Our offers are subject to change without notice. We are entitled to raise our prices accordingly if our costs increase. The Customer’s order requires our written confirmation to be deemed as accepted. Our silence in response to the Customer’s order does not constitute acceptance.
Our delivery times are merely approximate. Deliveries by our own suppliers shall be reserved. In the event of strikes, lockouts, or other delays beyond our control, delivery time shall be extended accordingly. If our Customer is in delay of performance with respect to his contractual duties, we are entitled to hold the goods until the delay is redressed. Our delivery time shall be extended accordingly. Delivery is deemed to be effected at the time we notify the Customer the products are ready for dispatch. We are entitled to make delivery by instalments insofar as this is reasonable for the Customer. If we are in delay of delivery, the Customer shall grant us an extension of at least three weeks before he may cancel the contract.
Weights and quantities established at the points of dispatch shall prevail. The acceptance of the product and the information in the bill of lading, delivery note and warehouse receipt, etc. on the part of the forwarding agent/carrier/warehouse keeper shall constitute evidence of the faultless packaging, loading, quantity and type of product.
All our prices are quoted ex our warehouses, not including value-added tax. Should carriage-free delivery be arranged, the agreed price shall apply only if the possibility of unimpeded, normal transport is given.

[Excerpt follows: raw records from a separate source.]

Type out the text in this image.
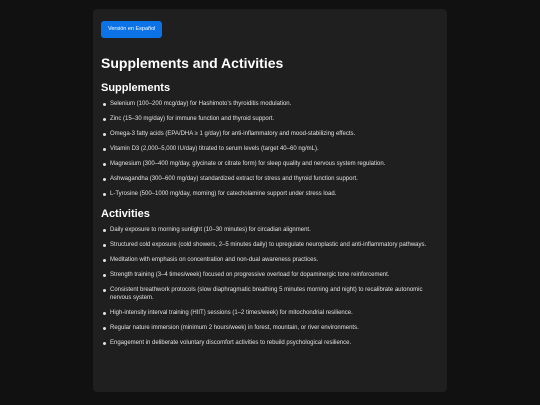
Versión en Español
Supplements and Activities
Supplements
Selenium (100–200 mcg/day) for Hashimoto’s thyroiditis modulation.
Zinc (15–30 mg/day) for immune function and thyroid support.
Omega-3 fatty acids (EPA/DHA ≥ 1 g/day) for anti-inflammatory and mood-stabilizing effects.
Vitamin D3 (2,000–5,000 IU/day) titrated to serum levels (target 40–60 ng/mL).
Magnesium (300–400 mg/day, glycinate or citrate form) for sleep quality and nervous system regulation.
Ashwagandha (300–600 mg/day) standardized extract for stress and thyroid function support.
L-Tyrosine (500–1000 mg/day, morning) for catecholamine support under stress load.
Activities
Daily exposure to morning sunlight (10–30 minutes) for circadian alignment.
Structured cold exposure (cold showers, 2–5 minutes daily) to upregulate neuroplastic and anti-inflammatory pathways.
Meditation with emphasis on concentration and non-dual awareness practices.
Strength training (3–4 times/week) focused on progressive overload for dopaminergic tone reinforcement.
Consistent breathwork protocols (slow diaphragmatic breathing 5 minutes morning and night) to recalibrate autonomic nervous system.
High-intensity interval training (HIIT) sessions (1–2 times/week) for mitochondrial resilience.
Regular nature immersion (minimum 2 hours/week) in forest, mountain, or river environments.
Engagement in deliberate voluntary discomfort activities to rebuild psychological resilience.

Pending the satisfaction of all our claims arising from our business relations with the Customer (including all receivables on current account), we shall be granted the following securities, which we shall surrender only at the request of the Customer and to the extent that their value shall over a sustained period of time exceed our claims by more than 20 percent. The supplied goods shall remain our property. Any conversion or processing of the reserved goods shall be effected on our behalf, without subjecting us to any obligation. Should our proprietary rights cease by virtue of amalgamation, it is hereby agreed that the property of the Customer in the unitary object shall be assigned to us pro rata of the invoice value. The Customer shall store our property free of charge. Goods in which we have a share of proprietary rights shall be deemed reserved goods. The Customer may process and resell reserved goods in the ordinary course of business insofar he is not in arrears. Seizure or assignment as security shall be impermissible. Any existing or future claims arising from the resale of reserved goods or other causes in law (for example, insurance) shall herewith be assigned to us in advance (including all claims on current account) in the name of ourselves for our own account. Until our revocation, the Customer is entitled to collect the claims assigned to us. We may revoke the authority to collect the claims assigned to us only in the event of the Customer’s payment default. Should third parties gain access to reserved goods, the Customer shall cite our proprietary rights and notify us immediately. The Customer shall be liable for costs and damages. Should the Customer be in violation of the agreement, in particular if payment is delayed, we shall be entitled to take possession of the reserved goods or to demand the transfer of the claim against third parties to return the goods. Our taking possession or seizure of goods shall not be deemed as a withdrawal from the agreement unless the Abzahlungsgesetz (Hire Purchase Act) applies. We are entitled to inspect the reserved goods or their replacements at any time. The Customer irrevocably grants us rights of access to his premises for this purpose and, if the conditions for surrender are met, the right of removal without this constituting an exercise of unlawful interference.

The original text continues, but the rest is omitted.